Nirvana | Nevermind | Retro Album Review

Geffen Records
Rating: 5 out of 5 stars

Adorned with probably one of the most iconic album covers of all time, Nirvana’s Nevermind is one of the most quintessential grunge albums ever produced. Released in 1991, just three years before the death of lead singer Kurt Cobain, the group found unanticipated mainstream success (certified Diamond) due to the success of lead single “Smells Like Teen Spirit” that currently possesses over 700 million streams on Spotify.  

Of course, what would be grunge music without the quintessential angst of raspy vocals and the wall of guitars present in each track.
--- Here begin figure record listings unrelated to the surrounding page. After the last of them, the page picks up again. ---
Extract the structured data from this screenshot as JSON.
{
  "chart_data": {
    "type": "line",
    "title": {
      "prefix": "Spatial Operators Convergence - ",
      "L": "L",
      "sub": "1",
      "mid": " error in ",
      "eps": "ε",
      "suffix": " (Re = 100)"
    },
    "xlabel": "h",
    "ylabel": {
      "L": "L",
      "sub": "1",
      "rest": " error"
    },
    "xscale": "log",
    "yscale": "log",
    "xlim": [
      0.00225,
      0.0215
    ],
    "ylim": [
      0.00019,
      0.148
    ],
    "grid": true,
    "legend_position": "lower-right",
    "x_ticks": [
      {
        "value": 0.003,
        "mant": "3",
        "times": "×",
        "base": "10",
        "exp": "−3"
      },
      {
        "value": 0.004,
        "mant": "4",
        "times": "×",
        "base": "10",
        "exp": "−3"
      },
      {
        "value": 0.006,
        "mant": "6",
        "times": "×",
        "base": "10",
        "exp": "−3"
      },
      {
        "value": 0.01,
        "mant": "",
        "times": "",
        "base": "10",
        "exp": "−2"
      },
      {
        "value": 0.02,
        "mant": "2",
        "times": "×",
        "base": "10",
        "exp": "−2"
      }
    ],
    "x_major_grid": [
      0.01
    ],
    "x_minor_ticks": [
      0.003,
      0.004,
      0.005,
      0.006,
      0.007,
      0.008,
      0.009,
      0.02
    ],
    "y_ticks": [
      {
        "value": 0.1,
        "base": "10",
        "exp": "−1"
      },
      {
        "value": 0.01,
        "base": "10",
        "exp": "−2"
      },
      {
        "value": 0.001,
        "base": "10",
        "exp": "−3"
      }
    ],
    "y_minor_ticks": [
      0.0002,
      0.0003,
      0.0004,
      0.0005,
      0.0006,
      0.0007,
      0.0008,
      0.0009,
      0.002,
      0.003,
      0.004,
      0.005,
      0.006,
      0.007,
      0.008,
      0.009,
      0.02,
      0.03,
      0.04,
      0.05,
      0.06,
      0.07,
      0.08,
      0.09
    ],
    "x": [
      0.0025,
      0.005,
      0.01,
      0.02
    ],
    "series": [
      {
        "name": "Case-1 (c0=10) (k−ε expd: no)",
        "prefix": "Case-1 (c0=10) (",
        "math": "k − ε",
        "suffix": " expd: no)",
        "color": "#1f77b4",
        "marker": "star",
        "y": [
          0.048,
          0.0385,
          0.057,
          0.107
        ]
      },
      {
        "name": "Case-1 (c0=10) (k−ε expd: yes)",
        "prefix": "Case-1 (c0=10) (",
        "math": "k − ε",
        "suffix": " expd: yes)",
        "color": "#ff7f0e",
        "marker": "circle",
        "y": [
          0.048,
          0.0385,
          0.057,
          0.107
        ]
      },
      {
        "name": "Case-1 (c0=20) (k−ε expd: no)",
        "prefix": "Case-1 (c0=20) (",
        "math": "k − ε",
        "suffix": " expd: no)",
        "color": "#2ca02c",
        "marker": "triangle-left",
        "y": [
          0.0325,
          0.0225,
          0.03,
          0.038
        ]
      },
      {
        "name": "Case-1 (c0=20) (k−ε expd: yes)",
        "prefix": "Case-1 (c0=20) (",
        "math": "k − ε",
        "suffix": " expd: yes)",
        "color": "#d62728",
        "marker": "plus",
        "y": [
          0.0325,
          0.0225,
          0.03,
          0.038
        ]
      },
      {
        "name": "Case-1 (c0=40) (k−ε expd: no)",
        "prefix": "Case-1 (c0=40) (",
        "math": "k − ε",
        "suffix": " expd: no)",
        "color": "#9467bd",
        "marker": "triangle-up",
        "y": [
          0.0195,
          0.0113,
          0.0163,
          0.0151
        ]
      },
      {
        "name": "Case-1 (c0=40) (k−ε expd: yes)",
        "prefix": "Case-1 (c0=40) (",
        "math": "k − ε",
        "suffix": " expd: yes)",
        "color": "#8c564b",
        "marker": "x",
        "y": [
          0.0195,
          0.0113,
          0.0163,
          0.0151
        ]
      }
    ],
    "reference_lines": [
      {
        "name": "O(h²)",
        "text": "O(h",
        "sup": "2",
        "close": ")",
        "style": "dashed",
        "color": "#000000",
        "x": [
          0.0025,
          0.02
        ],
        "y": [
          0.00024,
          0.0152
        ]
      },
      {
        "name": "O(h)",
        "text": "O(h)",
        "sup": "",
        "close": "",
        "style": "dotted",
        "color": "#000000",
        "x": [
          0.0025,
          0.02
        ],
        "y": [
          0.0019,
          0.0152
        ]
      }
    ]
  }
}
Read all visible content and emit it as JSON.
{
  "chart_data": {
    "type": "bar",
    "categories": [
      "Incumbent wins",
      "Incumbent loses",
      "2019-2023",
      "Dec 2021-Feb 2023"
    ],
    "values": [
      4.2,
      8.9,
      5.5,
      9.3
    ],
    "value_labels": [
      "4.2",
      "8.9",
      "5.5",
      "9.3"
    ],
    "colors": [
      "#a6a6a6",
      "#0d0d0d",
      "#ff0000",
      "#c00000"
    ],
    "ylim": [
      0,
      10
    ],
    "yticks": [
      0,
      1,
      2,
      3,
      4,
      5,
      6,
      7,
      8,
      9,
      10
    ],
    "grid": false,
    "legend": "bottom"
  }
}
That being said, those things are certainly prevalent in Nevermindhowever, this was also one of the first albums that Cobain started experimenting with combining the typical grunge sound with melodic lines which is perhaps one of the things that makes Nevermind so unique to 90s grunge.  

The distortion-soaked guitar and new presence of uniquely Nirvana melodic lines in famous tracks like “In Bloom” and “Come As You Are” are what set the album apart to give it that truly Nirvana sound. Not to mention Cobain’s mostly nonsensical lyrics that upon further observation often mean something much deeper than what listeners would expect.  

Songs like “Lithium” and lyrics like, “I’m so happy, ’cause today I’ve found my friends / They’re in my head / I’m so ugly, that’s okay, ’cause so are you / We’ve broke our mirrors / Sunday morning, is every day for all I care / And I’m not scared / Light my candles, in a daze, ’cause I’ve found God” not only present the new uses of melody as Cobain harmonizes with a wall of guitars and bass but also illustrate the nonsensical lyrics at first listen. In actuality, the lyrics represent manic depression and the flips between high and low.   

The combination of all things grunge with the addition of Nirvana’s melodic lines and nonsensical but also incredibly deep lyrics are exactly what makes Nevermind such a principal album not only upon its release in 1991 but even in contemporary music. Nevermind makes for the perfect album for those just getting into the grunge genre or for those that just want to put a classic record on.